If you’re faced with an issue that is very broad (such as “Why are we not selling enough?”), it helps to first break the question down into manageable bits. You don’t have to cover the whole topic at once; just take one narrow part of the big problem and start with that.
Take, for example, one retailer’s initial question, “How much repeat business are we getting?” That sounds at first like a simple, straightforward question, but it’s actually a broad question that encompasses many smaller, more specific questions, like these:
How many new customers come back?
How many second-time customers return a third time?
Do customers who first buy suits come back for shoes?
Do those who make a small purchase return for larger purchases?
Answering these questions doesn’t require a lot more than counting. It’s just not that difficult to calculate how many customers return a second or third time, if you have some way to identify individuals. That’s easy for online stores, where shoppers can be tracked by an account login or email address. Traditional retailers can identify customers by house credit cards or loyalty cards, although not every customer uses those.

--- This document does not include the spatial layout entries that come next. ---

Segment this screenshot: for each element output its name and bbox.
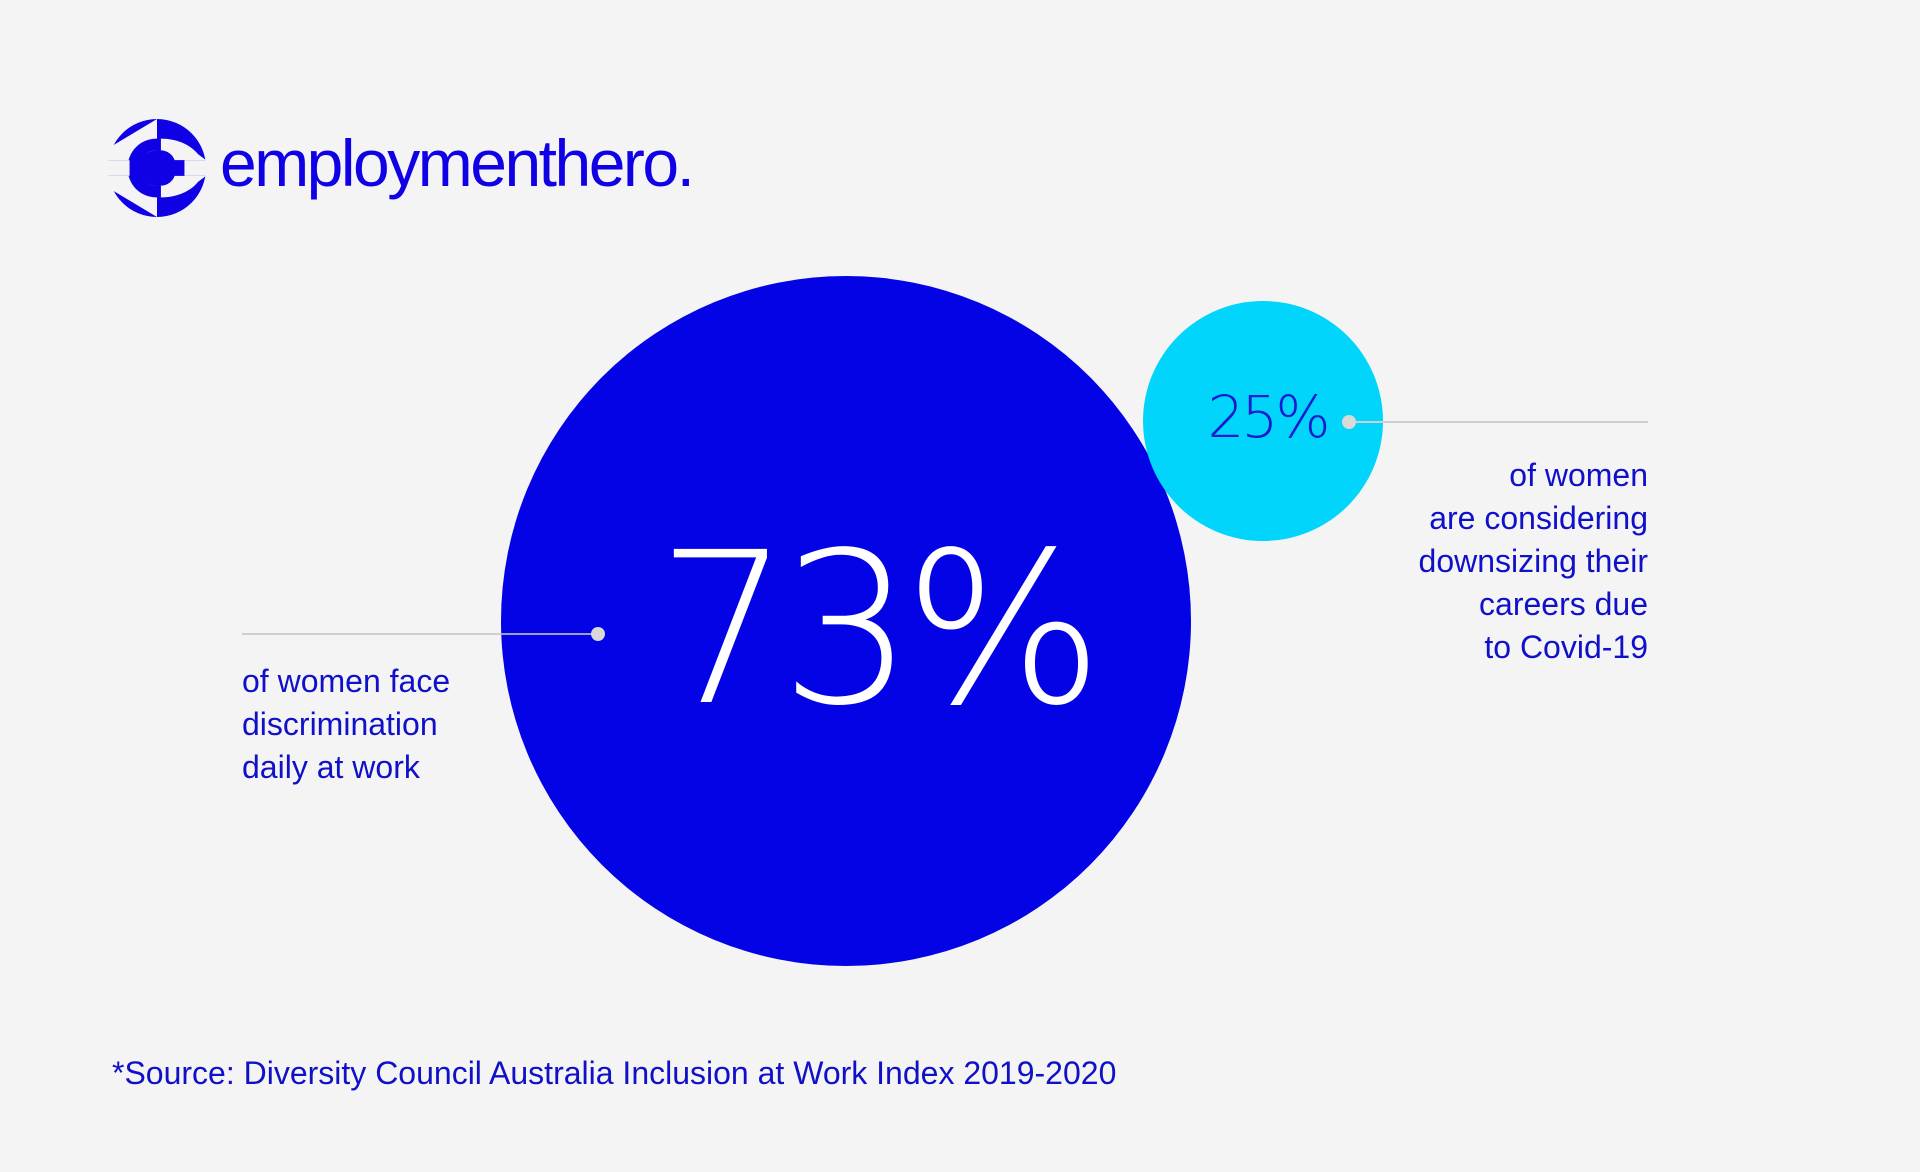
primary-stat-value: 73% [656,507,1104,752]
secondary-stat-caption: of women are considering downsizing thei… [1348,454,1648,669]
primary-stat-caption: of women face discrimination daily at wo… [242,660,450,789]
primary-leader-line [242,633,598,635]
primary-stat-circle [501,276,1191,966]
caption-line: discrimination [242,706,438,742]
secondary-leader-line [1350,421,1648,423]
source-note: *Source: Diversity Council Australia Inc… [112,1055,1117,1091]
secondary-stat-value: 25% [1207,383,1331,451]
caption-line: daily at work [242,749,420,785]
secondary-leader-dot [1342,415,1356,429]
brand-wordmark: employmenthero. [220,126,695,200]
caption-line: downsizing their [1418,543,1648,579]
primary-leader-line-inside [501,633,598,635]
caption-line: are considering [1429,500,1648,536]
brand-logo: employmenthero. [108,118,695,218]
caption-line: careers due [1479,586,1648,622]
caption-line: to Covid-19 [1484,629,1648,665]
employment-hero-logo-icon [108,119,206,217]
caption-line: of women face [242,663,451,699]
primary-leader-dot [591,627,605,641]
caption-line: of women [1509,457,1648,493]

From here, as the retailer got more familiar with data mining and the potential of predictive analytics and data-mining tools, his questions became more sophisticated and action oriented:
How does the amount spent in the first visit relate to long-term spending?
What behaviors or characteristics are indicators of high future spending? If so, what are they?
Would additional information (for example, demographic data) improve our ability to predict a customer’s spending behavior?
The object of data mining is to move beyond simply knowing what has already happened and understand how you may influence what will happen in the future.